LE FIL

Couple de vignerons japonais

25 000 signatures contre leur expulsion

Mercredi 04 juillet 2018 par Michèle Trévoux

L’émoi suscité dépasse les frontières : une pétition lancée par Rouge Passion, importateur belge de vins bio et naturels, a déjà recueilli plus de 25 000 signatures en 24 h.
L’émoi suscité dépasse les frontières : une pétition lancée par Rouge Passion, importateur belge de vins bio et naturels, a déjà recueilli plus de 25 000 signatures en 24 h. - crédit photo : CC0 Creative Commons
A Banyuls, un couple de vignerons japonais est menacé d’expulsion. L’administration estime leurs revenus insuffisants alors qu’ils produisent un vin nature, déjà référencé dans les plus grands restaurants.

C’est une affaire qui fait grand bruit au sein de la communauté des producteurs de vin nature et biodynamie. Rié et Hirofumi Shoji, deux ressortissants japonais, installés depuis janvier 2017 à Banyuls, sont menacés d’expulsion. Ces deux jeunes Japonais sont venus en France il y a 5 ou 6 ans pour apprendre à cultiver la vigne et produire du vin. L’un a travaillé comme ouvrier viticole sur plusieurs domaines en Bourgogne, à Bordeaux et en Val de Loire. L’autre s’est formée à l’oenologie à la faculté de Dijon.

Une première cuvée référencée chez El Celler de Can Roca

Forts de cet apprentissage, en janvier 2017, ils déboursent 60 000 € pour acquérir un bail à complant sur 3,5 ha de vigne à Banyuls. Leur première cuvée, un vin rouge nature, rencontre un vif succès, puisqu’elle est d’emblée référencée chez le célébrissime El Celler de Can Roca, sacré meilleur restaurant du monde en 2013. « Les premières bouteilles de ce premier millésime ont été vendues à 12 € la bouteille, mais compte tenu de la qualité du produit et de la forte demande, elles ont doublé de prix en cours d’année », affirme Me Codognès, leur avocat. Et les trois quart des bouteilles du millésime 2018 sont d’ores et déjà réservées. Les deux jeunes Japonais ont investi 100 000 € de leurs deniers personnels et emprunté 50 000 € pour financer leur installation. Détenteurs d’un titre de séjour jusqu’en 2020 au titre de salarié, ils ont déposé en février 2017 une demande au titre de chef d’exploitation. La préfecture des Pyrénées Orientales, qui a épluché leur dossier, a estimé « que les éléments transmis ne permettaient pas de justifier du revenu minimal fixé par la loi ». Elle leur a refusé ce titre de séjour et demandé de quitter le territoire français.

Une pétition recueille déjà 25 000 signatures

« C’est incompréhensible.
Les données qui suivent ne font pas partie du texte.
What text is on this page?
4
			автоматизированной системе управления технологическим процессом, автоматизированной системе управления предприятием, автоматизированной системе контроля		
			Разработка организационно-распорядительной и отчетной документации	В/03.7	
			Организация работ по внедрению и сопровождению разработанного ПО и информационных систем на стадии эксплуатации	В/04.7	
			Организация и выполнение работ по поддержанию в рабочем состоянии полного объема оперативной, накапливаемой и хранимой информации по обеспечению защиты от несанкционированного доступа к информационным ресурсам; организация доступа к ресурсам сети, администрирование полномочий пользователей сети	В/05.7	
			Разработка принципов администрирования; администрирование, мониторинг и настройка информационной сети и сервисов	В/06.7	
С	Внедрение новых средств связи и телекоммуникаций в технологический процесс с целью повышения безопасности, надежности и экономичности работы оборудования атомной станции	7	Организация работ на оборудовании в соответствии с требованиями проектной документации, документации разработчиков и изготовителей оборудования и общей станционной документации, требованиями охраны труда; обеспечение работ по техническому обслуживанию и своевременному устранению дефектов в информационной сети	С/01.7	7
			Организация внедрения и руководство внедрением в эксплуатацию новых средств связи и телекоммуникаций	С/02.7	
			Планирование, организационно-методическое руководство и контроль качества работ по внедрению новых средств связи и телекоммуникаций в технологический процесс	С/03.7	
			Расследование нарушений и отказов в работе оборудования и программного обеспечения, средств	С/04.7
Ces deux jeunes reprennent des vignes dont personne ne veut, élaborent un vin que l’on s’arrache. Ils sont à jour de leurs cotisations, ils n’ont demandé aucune aide et la France veut les renvoyer chez eux », tempête Me Codognès. Selon l’avocat perpignanais, l’ambassade du Japon aurait transmis les articles de presse parus en France au Ministère de l’Intérieur au Japon et l’affaire pourrait tourner à l’incident diplomatique. L’émoi qu’elle a suscité dépasse les frontières hexagonales : une pétition lancée par Rouge Passion, importateur belge de vins bio et naturels, a déjà recueilli plus de 25 000 signatures en 24 h.

Me Codognès a déposé un mémoire en réplique contre cette expulsion devant le tribunal administratif de Montpellier. Le verdict sera connu lors de l’audience prévue le 6 septembre prochain. 

Sollicités les deux jeunes Japonais n’ont pas souhaité s’exprimer. « Ils ont honte. Ils redoutent que leurs compatriotes apprennent que la France va les mettre dehors »,  confie, désolé, leur avocat.